Apparently, in response to the fire in the Black Sea caused by the Trump administration, Russia and Ukraine negotiated a truce. However, Moscow stated that its fate lies with the lowly advanced minds, including those who have imposed sanctions.
Although the Trump administration may want to impose sanctions against Russia in order to consolidate the favor, its implementation will lie in the praise of the EU. It’s hard to believe that it’s going to be quick.
“The introduction of unprovoked and unjustified Russian aggression in Ukraine and the unguarded withdrawal of all Russian military forces from the entire territory of Ukraine would be one of the main changes of mind for changing or subject to sanctions,” said a representative of the European Commission.
Podviyna gra of the Kremlin
Based on the Kremlin’s statement, it is important to impose certain prohibitive sanctions on banks and other services that take part in the export of agricultural products, including supplies kind
The Kremlin stated that the remaining land about the fire in the Black Sea is due to the re-connection of the Russian Agricultural Bank, which lends agricultural products, and several other banks to the SWIFT system.
Rosselkhozbank plays a key role in the financing of food production and exports, and was added to the blacklist for operations in support of Moscow's military machine.
However, Russia is often forced into deception. If the EU imposed economic sanctions against Russia after the deadline of 2022, food products were clearly excluded.
In other words, Russia has access to the world market for grain and goods and therefore trades in these goods.

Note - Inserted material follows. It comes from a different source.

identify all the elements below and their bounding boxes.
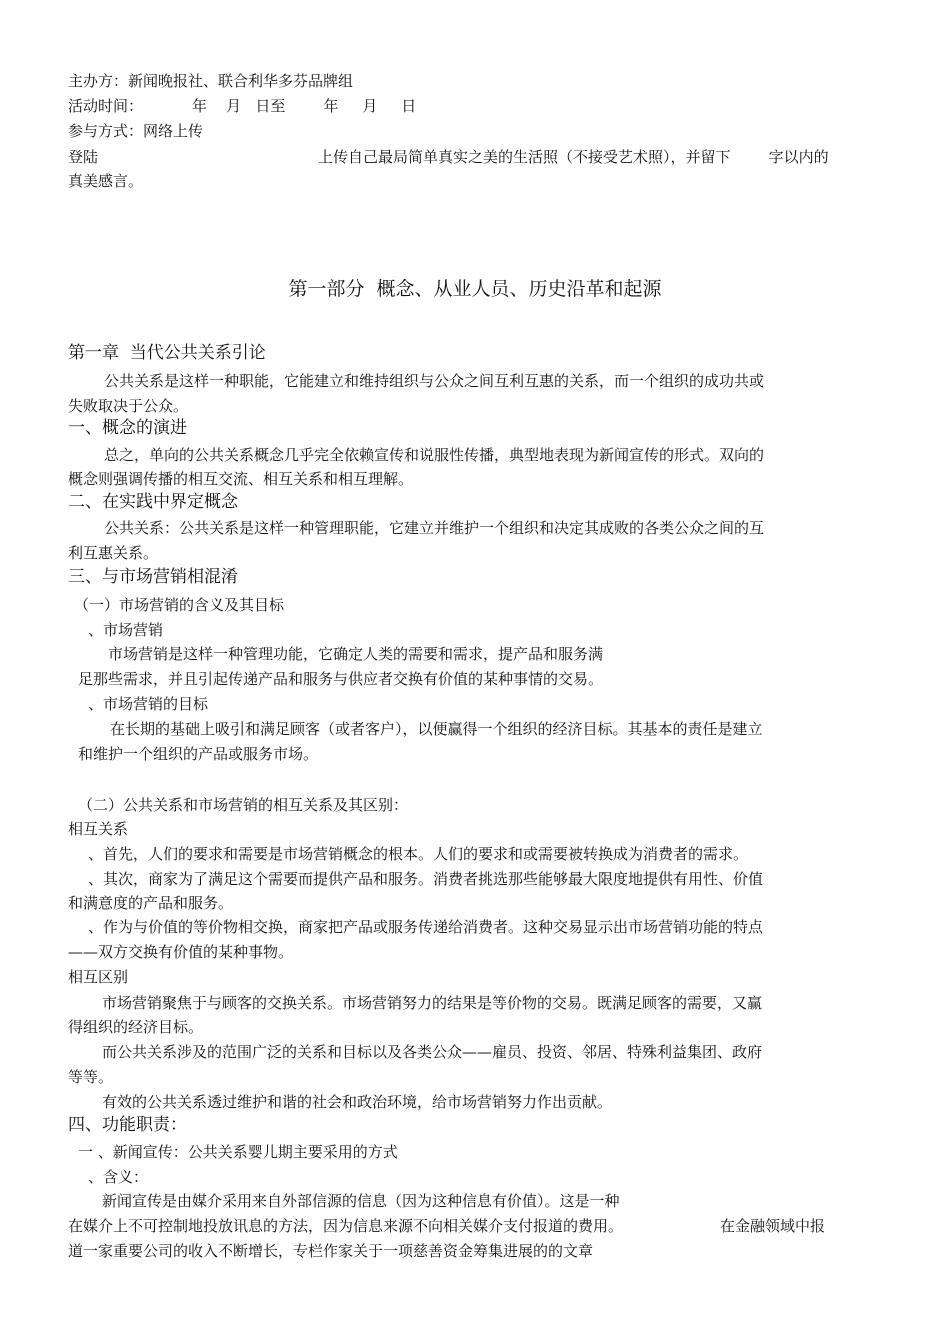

The Swede has been lifted from the low-level sanctions
Russian trades in Black Sea grain are seen as an attempt by Moscow to squander it, so that it can begin to undermine the EU sanctions regime.
Kiev and its European allies are afraid that any actions – even if they seem insignificant – could lead to the collapse of the sanctions framework before Russia enters the war in Ukraine. Moscow can also try to separate the United States and Europe to ensure the correct sanctions policy.
Since SWIFT is based in Belgium, it is subject to compliance with EU rules and sanctions legislation. “At some point we [Europeans] are going to have to rub it in,” one EU diplomat told Euractiv.
“SWIFT will not be able to connect Russian banks to the extent that the EU does not change its sanctions legislation,” said Janis Kluge, senior research scientist at the German Institute for International Trade. and safety.
Economic approaches of the EU against Russia, which will last for six months after the unanimous decisions of the 27 member states, extend the extension to 31 days.
According to EU diplomats, it is impossible to impose sanctions against Russia until the end of the fire and the withdrawal of armies from Ukraine are achieved, as before.
“Until sanctions are extended, nothing will change, and we are committed to not changing anything, since Russia itself has not changed and does not have its own goals,” he told Euractiv European diplomat.
Connection via SWIFT
The inclusion of Russian banks from the international payment system SWIFT was one of the first steps praised by EU member powers shortly after Russia's invasion of Ukraine.
All Russian banks were involved in the agreement, with the exception of Gazprombank, which was included in the list, in order to allow the EU countries to pay for supplies of Russian gas and oil. In fact, the remaining sanctions are imposed by the United States.